Three MSP Pitfalls To Avoid
One of the biggest mistakes a VAR typically makes when transitioning its business to managed services is not changing its sales compensation model. “If you continue to pay your salespeople the same way, they’ll be more incentivized to keep selling break/fix services and things won’t change,” says Bystrak. A new sales model needs to be implemented that changes the incentive to the annuity sales model. “Your salespeople should be commissioned on what you want more of: hardware profit, labor profit, agreements, and customer retention,” says Rogers.
Another common mistake new MSPs make is trying to get in the game by undercutting their competition on price. All the experts I talked to agree this is not a sustainable business model. “Maybe it will work for six months to a year, but you won’t make enough profit to cover the expenses necessary to provide your customers with the level of service you’re promising them in your SLAs [service level agreements],” says Townsend.

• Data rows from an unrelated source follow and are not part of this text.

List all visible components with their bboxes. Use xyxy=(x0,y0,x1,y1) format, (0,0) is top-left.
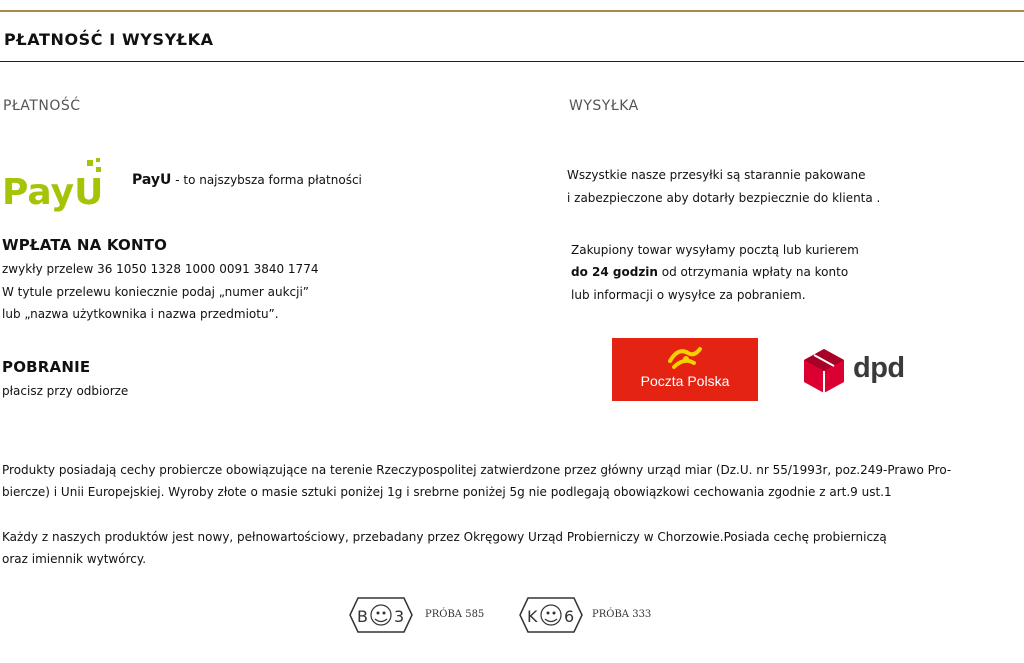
shipping-para1-line1: Wszystkie nasze przesyłki są starannie pakowane xyxy=(567,168,866,182)
top-accent-line xyxy=(0,10,1024,12)
info-para1-line2: biercze) i Unii Europejskiej. Wyroby złote o masie sztuki poniżej 1g i srebrne poniżej 5g nie podlegają obowiązkowi cechowania zgodnie z art.9 ust.1 xyxy=(2,485,892,499)
poczta-horn-icon xyxy=(664,343,706,373)
payu-description-text: - to najszybsza forma płatności xyxy=(171,173,362,187)
hallmark-333-right: 6 xyxy=(564,607,575,626)
hallmark-585-icon xyxy=(348,595,414,635)
shipping-para2-line1: Zakupiony towar wysyłamy pocztą lub kurierem xyxy=(571,243,859,257)
info-para2-line1: Każdy z naszych produktów jest nowy, pełnowartościowy, przebadany przez Okręgowy Urząd Probierniczy w Chorzowie.Posiada cechę probierniczą xyxy=(2,530,887,544)
shipping-deadline: do 24 godzin xyxy=(571,265,658,279)
hallmark-585-right: 3 xyxy=(394,607,405,626)
payu-description xyxy=(132,172,362,188)
hallmark-585-left: B xyxy=(357,607,368,626)
transfer-heading: WPŁATA NA KONTO xyxy=(2,236,168,254)
poczta-polska-label: Poczta Polska xyxy=(640,373,730,389)
section-divider xyxy=(0,61,1024,62)
dpd-label: dpd xyxy=(853,352,905,384)
section-title: PŁATNOŚĆ I WYSYŁKA xyxy=(4,30,214,49)
payu-logo-text: PayU xyxy=(2,172,104,213)
shipping-para1-line2: i zabezpieczone aby dotarły bezpiecznie do klienta . xyxy=(567,191,881,205)
cod-heading: POBRANIE xyxy=(2,358,91,376)
info-para2-line2: oraz imiennik wytwórcy. xyxy=(2,552,147,566)
shipping-para2-line3: lub informacji o wysyłce za pobraniem. xyxy=(571,288,806,302)
cod-text: płacisz przy odbiorze xyxy=(2,384,129,398)
payu-name: PayU xyxy=(132,172,172,188)
info-para1-line1: Produkty posiadają cechy probiercze obowiązujące na terenie Rzeczypospolitej zatwierdzone przez główny urząd miar (Dz.U. nr 55/1993r, poz.249-Prawo Pro- xyxy=(2,463,952,477)
dpd-logo xyxy=(800,343,920,399)
transfer-note-1: W tytule przelewu koniecznie podaj „numer aukcji” xyxy=(2,285,310,299)
payment-heading: PŁATNOŚĆ xyxy=(3,98,81,114)
hallmark-333-label: PRÓBA 333 xyxy=(592,609,652,620)
transfer-note-2: lub „nazwa użytkownika i nazwa przedmiotu”. xyxy=(2,307,279,321)
shipping-para2-line2 xyxy=(571,261,848,283)
hallmark-333-left: K xyxy=(527,607,538,626)
hallmark-585-label: PRÓBA 585 xyxy=(425,609,485,620)
hallmark-333-icon xyxy=(518,595,584,635)
payu-logo xyxy=(2,158,108,214)
dpd-cube-icon xyxy=(802,347,846,395)
shipping-heading: WYSYŁKA xyxy=(569,98,639,114)
transfer-account: zwykły przelew 36 1050 1328 1000 0091 3840 1774 xyxy=(2,262,319,276)
poczta-polska-logo xyxy=(612,338,758,401)
shipping-para2-line2-rest: od otrzymania wpłaty na konto xyxy=(657,265,849,279)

A final pitfall to watch out for is thinking you have to make all the decisions and handle all the customer services yourself. As mentioned earlier, networking with other MSPs will be a key part in your success. Your vendor and/or distributor partners have a stake in your success and many have the available resources to help you with training, give you advice when you run into difficult situations, and even to advise you on best practices for partnering with other providers to cover the services you’re not currently skilled enough to offer or are outside your areas of interest. By plugging into managed services events and developing relationships with other MSPs and services providers, you can still make the move to managed services — and the opportunity to start earning recurring revenue is far from saturated.